Bis 11. September 2022.
www.hauskonstruktiv.ch
Es ist keine schöne Vorstellung, beim Versuch, Jose Dávilas ausladende Installation „Will has moved mountains“ im Zürcher Museum Haus Konstruktiv irgendwie ins Smartphone-Display zu bekommen, über eine dieser niedrigen Kanten des Podestes in die Arbeit zu stolpern, deren einzelne Teile sich hier in einem äußerst prekären Gleichgewicht halten. Der Lärm wäre vermutlich enorm, zwischen dem Klirren der vier Spiegel das Sirren der Spanngurte, wie sie plötzlich vom Zug befreit durch die Luft peitschen; dazu das Scheppern einer rostigen Tonne, losgelöst durch den Raum trudelnd, auf Kollisionskurs mit dem Betonwürfel, dem kurzen Stahlträger oder dem Paket aus Holzbohlen, welche Dávila hier akkurat platziert hat, bis sie irgendwo mit einem metallischen Seufzen in der Ecke zum Liegen käme. Der Titel dieser sorgfältig austarierten Arbeit spielt auf einen Vers aus dem Neuen Testament an. Der Glaube könne Berge versetzen, heißt es dort in den Korintherbriefen. Dávila weiß, dass das auch andere Kräfte sehr wirksam leisten. Der Künstler ist 1974 in Guadaljara geboren, in der Provinz Jalisco, einer der aktivsten Erdbebenregionen Mexikos. In den späten Neunzigern gehörte er hier zu der jungen Bildhauerszene, die sich um die Expo Arte gebildet hatte, die erste Kunstmesse in der Region mit internationaler Ausstrahlung. Später war er Mitbegründer des Offspace „Oficina para Proyectos de Arte“, in dem auch viele Kunstschaffende aus Europa ausstellten, von Pipilotti Rist bis Anri Sala.
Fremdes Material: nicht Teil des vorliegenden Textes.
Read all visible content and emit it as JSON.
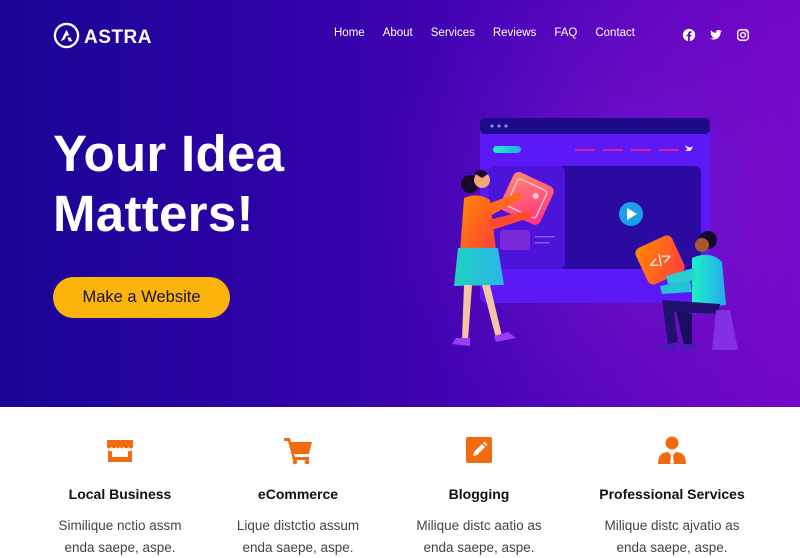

In seiner Soloschau im Musem Haus Konstruktiv zeigt Dávila nun Arbeiten aus den letzten drei Jahren. Sie erkunden das Verhältnis von Masse und Raum, Natur und Kultur, Balance und Zusammenbruch. Die Schwerkraft ist in ihnen deutlich präsent, die Spannung, unter der sie stehen, geradezu physisch spürbar. Doch trotz ihrer oft monumentalen Dimensionen haben sie etwas überraschend Zartes. Schön zu sehen ist das gleich zu Beginn der Ausstellung in der großen Halle, wo Dávila 21 massive Gesteinsbrocken aus der Region verteilt hat, vom rosafarbenen Quarzporphyr bis zum grün schimmernden Gneis. Jede dieser tonnenschweren Naturschönheiten ist durch ein dünnes Stahlseil, das über einen Haken an der Decke verläuft, mit einem vertikal im Raum stehenden Stahlträger verbunden, dessen Höhe das Gewicht des Gesteins repräsentiert. Die ungleichen Paare stabilisieren sich gegenseitig durch ihr jeweils identisches Gewicht. Das Zusammenspiel der Kräfte, die hier auf Gestein, Haken und Stahlträger wirken, interpretiert Dávilo im Titel seiner Installation als „The act of being together“, was sich auch als Metapaher für die Selbstorganisationskräfte von Gemeinschaft verstehen ließe. Jedes einzelne Glied ist notwendig, damit das System als Ganzes nicht kollabiert. Das ist der zentrale Gedanke, um den Dávilas Kunst kreist.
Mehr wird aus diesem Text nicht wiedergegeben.